‘De beste manier om als Nederlander in Vlaanderen in te burgeren? Volg de jachtcursus.’ Dat schrijft Nederbelg Levina de Jonge in een wisselcolumn in De Vlaamse Jager, het ledenblad van Hubertus Vereniging Vlaanderen. Levina de Jonge (35) is historicus en werkt als Public Affairs Officer bij FACE.
IJskoud was het in het kasteel, koud voor de maand april, maar precies zoals je verwacht in zo’n gebouw. Mijn vriend en ik waren voor de jachtcursus in Lavaux-Sainte-Anne. We keken verschrikt naar iemand in korte broek, wezen naar de mooie opgezette dieren en genoten van de jachthoornblazers (sinds kort op de Unesco-lijst immaterieel erfgoed!). De dag was een herhaling van alle lesstof, en zo renden we van gebouw naar vleugel, keldertrap af en torentrap op. Op hoge snelheid vlogen we door de stof heen, zo snel dat we niet altijd alles goed verstonden. ‘.. pie-zja-ma ..’, zei de leraar. ‘Wat zegt hij nou precies?’ fluisterden we elkaar toe. ‘Gewoon fonetisch opschrijven, we zoeken het later op.’
Mijn vriend en ik volgden, als Nederlanders werkend in Brussel, de jachtcursus in Kortenberg. We wilden meer leren over fauna en wildbeheer en genoten van de wekelijkse lessen.

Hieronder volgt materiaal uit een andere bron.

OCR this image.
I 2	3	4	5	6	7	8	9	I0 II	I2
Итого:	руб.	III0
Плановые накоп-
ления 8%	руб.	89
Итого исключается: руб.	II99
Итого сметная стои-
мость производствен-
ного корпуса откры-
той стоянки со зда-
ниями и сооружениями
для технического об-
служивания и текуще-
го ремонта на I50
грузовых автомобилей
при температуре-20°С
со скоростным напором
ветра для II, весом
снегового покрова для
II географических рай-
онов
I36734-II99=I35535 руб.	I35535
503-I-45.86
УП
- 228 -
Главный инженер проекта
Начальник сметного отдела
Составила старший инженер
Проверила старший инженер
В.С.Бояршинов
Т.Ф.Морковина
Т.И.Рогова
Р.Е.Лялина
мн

In de ene zaal beoefende men vechtsport, in de andere zaal werd dansles gegeven, en zo klonken hits als Madonna’s ‘Like a Virgin’ zachtjes onze lesruimte binnen. Waar wetgeving werd besproken, enders werden aangewezen, het verschil tussen een ‘exote sans/avec papier’ werd uitgelegd, of nippend van een pintje de eenden werden bestudeerd. Een ‘pie-zja-ma’-situatie kwam ook daar wel eens voor, en zo leerden we veel nieuwe woorden die we in de Brusselse bubbel niet tegenkwamen. Ook al hadden we Belgische vrienden, zo’n intensieve kennismaking met de Belgische cultuur was niet mogelijk geweest zonder de cursus. Ok, we wisten wat een dikke nek was. Maar iets knal van buiten leren (vs van binnen en buiten leren), spreken over een mainjum (BE) vs meknum (NL) voor een Magnum, en vele andere woorden of uitspraken waren nieuw voor ons.
Hadden wij anders ooit onze zaterdagochtenden doorgebracht op de schietbaan in Ruisbroek? Of waren we op een zomerse avond op de schietstand Zilverberg beland, om later vol zelfvertrouwen op de militaire baan Leopoldsburg het kogelschietexamen af te leggen? Wat een geweldige ervaringen, lessen en mensen hebben wij zo leren kennen. Ik kan het iedere Nederlander aanraden om zo in te burgeren in Vlaanderen en België. En wat serieuzer: om oneindig veel meer te weten te komen over de natuur en jacht. Helaas hebben vele cursisten dit jaar niet hetzelfde plezier uit de lessen kunnen halen, hopelijk is het volgend jaar weer mogelijk.
Inmiddels werk ik alweer bijna twee jaar voor FACE, de Europese belangenvertegenwoordiger voor nationale jagersverenigingen. In mijn functie komt mijn kennis en interesse voor politiek en jacht perfect van pas als intermediair tussen FACE en het Europees Parlement. Ook hier blijf ik oneindig veel leren, al spreken Europarlementariërs doorgaans niet over een pie-zja-ma, wat natuurlijk een frisling betekent.